THE PEOPLE, Plaintiff and Respondent, v. JIMMY MOORE, Defendant and Appellant.


Decided: January 23, 2018

Cathryn Lintvedt Rosciam, under appointment by the Court of Appeal, for Defendant and Appellant. Xavier Becerra, Attorney General, Gerald A. Engler, Chief Assistant Attorney General, Julie L. Garland, Assistant Attorney General, Tami Falkenstein Hennick and Steven Taylor Oetting, Deputy Attorneys General, for Plaintiff and Respondent.

A jury found Jimmy Moore guilty of one count of possession of a controlled substance in violation of Health and Safety Code section 11377, subdivision (a) and two counts of vandalism in violation of Penal Code 1 section 594, subdivision (a), and found true an allegation that he caused damage of more than $400, pursuant to section 594, subdivision (b)(1). The superior court sentenced him to three years of formal probation. Among other conditions of Moore's probation, the court required him to submit to warrantless searches of his person, vehicle, residence, property, personal effects, computers and recordable media, and to obtain his probation officer's approval as to his residence and employment.

On appeal, Moore asserts the trial court erred by refusing to instruct the jury regarding voluntary intoxication as a defense to the vandalism charges, and that the electronic search and residence and employment approval conditions are unconstitutionally overbroad. We conclude the trial court correctly determined voluntary intoxication is not a defense to vandalism. Further, we determine Moore has forfeited his arguments regarding the conditions of his probation. We therefore affirm the judgment.


Moore began using PCP when he was 16 and amassed a fairly extensive criminal history over the following 20 years, including a number of convictions for drug-related offenses. Around 2011, he obtained a job that required regular drug testing and was sober for a number of years, until he was laid off in June 2016. On the evening of July 2, 2016, Moore smoked a PCP laden marijuana cigarette.
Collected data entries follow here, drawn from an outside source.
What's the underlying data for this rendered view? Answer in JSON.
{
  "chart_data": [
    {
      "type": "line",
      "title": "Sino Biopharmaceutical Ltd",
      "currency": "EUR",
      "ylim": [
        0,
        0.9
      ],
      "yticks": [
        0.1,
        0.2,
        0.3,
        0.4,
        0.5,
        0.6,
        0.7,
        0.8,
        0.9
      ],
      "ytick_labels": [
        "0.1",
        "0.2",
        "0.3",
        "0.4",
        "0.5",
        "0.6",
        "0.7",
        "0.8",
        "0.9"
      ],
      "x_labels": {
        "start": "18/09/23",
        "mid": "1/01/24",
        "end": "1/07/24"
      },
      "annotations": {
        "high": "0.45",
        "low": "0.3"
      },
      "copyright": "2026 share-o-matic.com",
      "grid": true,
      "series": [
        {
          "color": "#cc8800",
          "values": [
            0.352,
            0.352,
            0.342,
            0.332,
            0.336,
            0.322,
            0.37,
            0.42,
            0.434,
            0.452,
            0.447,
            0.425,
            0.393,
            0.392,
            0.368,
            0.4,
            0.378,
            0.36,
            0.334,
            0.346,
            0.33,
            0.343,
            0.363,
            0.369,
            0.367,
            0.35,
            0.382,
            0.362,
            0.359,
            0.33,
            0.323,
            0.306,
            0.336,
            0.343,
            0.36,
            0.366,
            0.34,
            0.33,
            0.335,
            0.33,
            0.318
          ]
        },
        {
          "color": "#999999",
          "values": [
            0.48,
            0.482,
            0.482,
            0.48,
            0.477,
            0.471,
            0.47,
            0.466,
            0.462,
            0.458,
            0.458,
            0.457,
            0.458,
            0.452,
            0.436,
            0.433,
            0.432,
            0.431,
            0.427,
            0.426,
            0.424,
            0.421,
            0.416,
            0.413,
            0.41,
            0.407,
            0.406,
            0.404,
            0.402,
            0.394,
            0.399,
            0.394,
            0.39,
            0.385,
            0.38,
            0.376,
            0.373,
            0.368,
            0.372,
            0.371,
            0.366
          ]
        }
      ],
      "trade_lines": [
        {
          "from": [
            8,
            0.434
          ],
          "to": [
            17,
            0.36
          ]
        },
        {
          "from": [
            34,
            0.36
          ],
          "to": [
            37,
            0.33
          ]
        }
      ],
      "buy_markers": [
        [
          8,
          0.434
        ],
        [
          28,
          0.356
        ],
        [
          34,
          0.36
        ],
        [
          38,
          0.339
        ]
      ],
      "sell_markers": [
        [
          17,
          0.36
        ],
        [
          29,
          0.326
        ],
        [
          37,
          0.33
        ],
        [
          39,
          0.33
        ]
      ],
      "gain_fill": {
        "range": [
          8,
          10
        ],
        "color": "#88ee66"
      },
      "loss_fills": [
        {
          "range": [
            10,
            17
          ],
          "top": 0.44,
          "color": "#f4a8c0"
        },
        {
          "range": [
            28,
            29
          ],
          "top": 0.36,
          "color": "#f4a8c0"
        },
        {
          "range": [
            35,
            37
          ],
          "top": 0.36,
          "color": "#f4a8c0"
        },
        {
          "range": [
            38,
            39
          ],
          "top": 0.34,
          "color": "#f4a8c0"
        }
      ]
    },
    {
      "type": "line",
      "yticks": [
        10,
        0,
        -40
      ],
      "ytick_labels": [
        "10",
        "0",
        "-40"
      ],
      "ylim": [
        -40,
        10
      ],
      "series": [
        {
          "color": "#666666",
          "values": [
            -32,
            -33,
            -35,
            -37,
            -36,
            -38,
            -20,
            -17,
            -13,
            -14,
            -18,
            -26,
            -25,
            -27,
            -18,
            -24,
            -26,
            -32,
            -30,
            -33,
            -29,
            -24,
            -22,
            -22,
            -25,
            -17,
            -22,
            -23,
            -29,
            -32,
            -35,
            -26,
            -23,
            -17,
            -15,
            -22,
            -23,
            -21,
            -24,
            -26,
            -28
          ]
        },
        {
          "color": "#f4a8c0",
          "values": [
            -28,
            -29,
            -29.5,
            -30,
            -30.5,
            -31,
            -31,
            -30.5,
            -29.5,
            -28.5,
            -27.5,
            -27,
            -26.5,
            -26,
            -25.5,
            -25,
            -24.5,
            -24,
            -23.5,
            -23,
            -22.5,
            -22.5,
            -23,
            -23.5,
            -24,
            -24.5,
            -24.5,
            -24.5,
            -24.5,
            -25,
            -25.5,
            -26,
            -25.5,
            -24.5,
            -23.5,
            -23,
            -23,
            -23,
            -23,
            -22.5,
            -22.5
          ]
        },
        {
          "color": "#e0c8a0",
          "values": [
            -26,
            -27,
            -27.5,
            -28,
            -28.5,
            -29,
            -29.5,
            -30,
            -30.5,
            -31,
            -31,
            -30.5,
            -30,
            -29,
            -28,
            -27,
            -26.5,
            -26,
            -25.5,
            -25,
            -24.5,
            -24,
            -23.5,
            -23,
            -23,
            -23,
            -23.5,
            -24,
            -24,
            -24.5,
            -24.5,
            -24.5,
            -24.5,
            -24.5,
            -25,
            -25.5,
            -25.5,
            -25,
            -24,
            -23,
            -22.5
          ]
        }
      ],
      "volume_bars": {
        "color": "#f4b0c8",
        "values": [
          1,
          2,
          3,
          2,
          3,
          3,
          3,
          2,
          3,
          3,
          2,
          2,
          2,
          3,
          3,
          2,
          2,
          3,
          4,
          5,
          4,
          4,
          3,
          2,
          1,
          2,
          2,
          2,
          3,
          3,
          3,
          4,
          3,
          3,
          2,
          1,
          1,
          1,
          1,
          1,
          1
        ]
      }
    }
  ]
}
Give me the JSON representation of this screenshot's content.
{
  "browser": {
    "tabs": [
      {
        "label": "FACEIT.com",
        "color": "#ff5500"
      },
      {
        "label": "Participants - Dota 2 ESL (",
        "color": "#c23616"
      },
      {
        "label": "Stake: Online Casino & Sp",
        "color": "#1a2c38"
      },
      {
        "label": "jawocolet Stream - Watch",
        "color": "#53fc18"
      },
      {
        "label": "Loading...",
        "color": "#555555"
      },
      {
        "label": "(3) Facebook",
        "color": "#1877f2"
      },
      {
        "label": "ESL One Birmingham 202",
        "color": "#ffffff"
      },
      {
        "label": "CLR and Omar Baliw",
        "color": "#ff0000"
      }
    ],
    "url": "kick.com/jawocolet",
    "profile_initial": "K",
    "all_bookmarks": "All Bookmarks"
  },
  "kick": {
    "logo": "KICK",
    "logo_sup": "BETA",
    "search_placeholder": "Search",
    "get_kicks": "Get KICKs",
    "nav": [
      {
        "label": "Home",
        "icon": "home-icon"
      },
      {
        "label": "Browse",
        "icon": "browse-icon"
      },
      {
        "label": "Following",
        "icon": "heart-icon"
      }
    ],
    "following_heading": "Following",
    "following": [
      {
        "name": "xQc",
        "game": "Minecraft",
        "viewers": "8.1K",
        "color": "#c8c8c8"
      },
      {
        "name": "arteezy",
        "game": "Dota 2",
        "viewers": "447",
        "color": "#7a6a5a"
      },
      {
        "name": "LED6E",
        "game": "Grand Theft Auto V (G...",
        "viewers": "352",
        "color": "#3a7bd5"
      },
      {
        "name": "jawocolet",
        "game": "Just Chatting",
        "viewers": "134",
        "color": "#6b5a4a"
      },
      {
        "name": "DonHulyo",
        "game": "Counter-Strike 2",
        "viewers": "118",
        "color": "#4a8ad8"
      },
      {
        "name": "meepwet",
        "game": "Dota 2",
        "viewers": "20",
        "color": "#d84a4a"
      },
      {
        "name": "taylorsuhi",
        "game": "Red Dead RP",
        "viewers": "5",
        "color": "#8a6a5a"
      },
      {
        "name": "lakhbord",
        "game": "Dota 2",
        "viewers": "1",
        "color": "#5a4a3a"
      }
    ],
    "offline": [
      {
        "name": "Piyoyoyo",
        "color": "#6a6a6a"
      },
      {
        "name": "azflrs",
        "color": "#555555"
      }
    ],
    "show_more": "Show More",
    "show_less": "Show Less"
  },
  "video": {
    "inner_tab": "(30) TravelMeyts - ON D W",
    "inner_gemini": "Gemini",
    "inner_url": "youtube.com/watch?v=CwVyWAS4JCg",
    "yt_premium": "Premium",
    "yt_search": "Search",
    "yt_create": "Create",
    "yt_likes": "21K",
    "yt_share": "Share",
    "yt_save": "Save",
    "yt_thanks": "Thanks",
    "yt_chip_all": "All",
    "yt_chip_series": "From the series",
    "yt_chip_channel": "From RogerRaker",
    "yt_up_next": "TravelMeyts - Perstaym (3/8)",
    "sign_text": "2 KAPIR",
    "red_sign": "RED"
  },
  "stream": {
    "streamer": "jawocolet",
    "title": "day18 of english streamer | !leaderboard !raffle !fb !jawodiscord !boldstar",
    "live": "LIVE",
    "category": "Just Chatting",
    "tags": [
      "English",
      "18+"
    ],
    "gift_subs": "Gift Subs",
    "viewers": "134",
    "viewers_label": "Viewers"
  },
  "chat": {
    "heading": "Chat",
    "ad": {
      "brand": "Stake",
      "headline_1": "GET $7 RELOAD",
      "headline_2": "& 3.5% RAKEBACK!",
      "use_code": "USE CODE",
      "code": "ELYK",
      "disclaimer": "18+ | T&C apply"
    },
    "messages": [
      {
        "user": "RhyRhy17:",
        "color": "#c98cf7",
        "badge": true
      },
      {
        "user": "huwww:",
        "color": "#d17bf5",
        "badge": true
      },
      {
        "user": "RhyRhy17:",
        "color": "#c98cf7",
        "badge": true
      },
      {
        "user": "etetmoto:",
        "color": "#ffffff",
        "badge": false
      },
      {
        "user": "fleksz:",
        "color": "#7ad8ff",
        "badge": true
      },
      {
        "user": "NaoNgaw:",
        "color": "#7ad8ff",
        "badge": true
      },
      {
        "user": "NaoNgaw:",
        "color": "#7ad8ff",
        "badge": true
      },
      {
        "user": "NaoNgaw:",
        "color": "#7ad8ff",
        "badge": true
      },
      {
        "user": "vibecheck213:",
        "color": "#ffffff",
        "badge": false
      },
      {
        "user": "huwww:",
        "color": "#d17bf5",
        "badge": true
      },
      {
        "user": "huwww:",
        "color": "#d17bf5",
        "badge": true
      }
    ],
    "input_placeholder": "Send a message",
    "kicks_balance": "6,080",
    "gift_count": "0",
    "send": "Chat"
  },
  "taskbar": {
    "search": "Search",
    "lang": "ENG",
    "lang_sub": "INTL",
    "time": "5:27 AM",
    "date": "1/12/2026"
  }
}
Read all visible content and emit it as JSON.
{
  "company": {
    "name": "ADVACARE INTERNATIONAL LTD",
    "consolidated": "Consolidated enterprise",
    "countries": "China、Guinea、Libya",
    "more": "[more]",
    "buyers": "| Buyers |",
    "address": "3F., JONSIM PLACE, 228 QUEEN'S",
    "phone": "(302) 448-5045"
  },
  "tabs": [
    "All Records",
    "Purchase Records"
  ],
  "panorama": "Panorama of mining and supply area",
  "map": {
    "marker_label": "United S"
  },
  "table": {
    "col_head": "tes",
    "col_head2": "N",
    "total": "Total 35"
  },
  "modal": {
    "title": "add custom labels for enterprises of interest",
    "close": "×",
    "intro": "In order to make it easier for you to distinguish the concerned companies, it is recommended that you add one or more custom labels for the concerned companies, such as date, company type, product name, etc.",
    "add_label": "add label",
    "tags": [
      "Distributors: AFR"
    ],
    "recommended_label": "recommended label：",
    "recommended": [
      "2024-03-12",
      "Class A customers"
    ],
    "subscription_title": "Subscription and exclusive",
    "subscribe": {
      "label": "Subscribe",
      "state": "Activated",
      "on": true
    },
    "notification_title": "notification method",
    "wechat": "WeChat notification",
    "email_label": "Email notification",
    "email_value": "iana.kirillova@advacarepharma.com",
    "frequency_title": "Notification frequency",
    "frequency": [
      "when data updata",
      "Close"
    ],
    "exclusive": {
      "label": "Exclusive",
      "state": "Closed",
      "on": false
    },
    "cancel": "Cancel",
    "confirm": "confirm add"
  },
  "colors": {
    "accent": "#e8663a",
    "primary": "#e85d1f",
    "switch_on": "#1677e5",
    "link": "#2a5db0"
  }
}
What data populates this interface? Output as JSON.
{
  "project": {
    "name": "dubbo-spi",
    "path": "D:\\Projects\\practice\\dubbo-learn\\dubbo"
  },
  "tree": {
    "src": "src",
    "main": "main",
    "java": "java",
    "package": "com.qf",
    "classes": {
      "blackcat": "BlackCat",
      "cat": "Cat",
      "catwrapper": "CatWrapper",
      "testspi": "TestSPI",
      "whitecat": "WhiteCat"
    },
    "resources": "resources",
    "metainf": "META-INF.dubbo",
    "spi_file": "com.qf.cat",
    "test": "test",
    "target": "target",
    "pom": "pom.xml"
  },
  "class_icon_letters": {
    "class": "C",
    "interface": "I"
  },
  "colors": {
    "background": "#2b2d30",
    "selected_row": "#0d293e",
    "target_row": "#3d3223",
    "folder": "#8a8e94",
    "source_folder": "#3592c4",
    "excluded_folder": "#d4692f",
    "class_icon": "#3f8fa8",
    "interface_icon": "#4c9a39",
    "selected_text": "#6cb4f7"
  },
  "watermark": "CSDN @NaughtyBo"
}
He began acting erratically in a fast food restaurant and the police were alerted; he told them he had used PCP, and paramedics took him to the hospital for treatment.

The hospital released Moore later that evening, and he walked to a convenience store nearby. Upon entering the store, he walked to the back and began pounding on an emergency exit door. The clerk, concerned about Moore's demeanor, called the police.

Moore opened the emergency exit door and entered a storage area between the store and a parking garage. The door closed behind him; it did not open from inside so his only available exit was through the parking garage. Distraught, Moore punched holes in the walls of the storeroom and threw things around and out of the room before leaving through the door to the parking garage. He then caused extensive damage to the parking garage before the police arrived and were able to subdue and arrest him. After the arrest, the police searched his backpack and found crystal methamphetamine.


The People charged Moore with two counts of vandalism resulting in property damage in excess of $400, possession of a controlled substance, and resisting an officer, and further alleged that he had a number of probation denial priors and two prior strikes. At trial, the prosecution played video footage of Moore causing damage to the store room and parking garage. Moore did not deny that it was him on the video or that he had caused the damage, but testified that he was under the influence of PCP and could not remember much of what happened after he entered the storage room.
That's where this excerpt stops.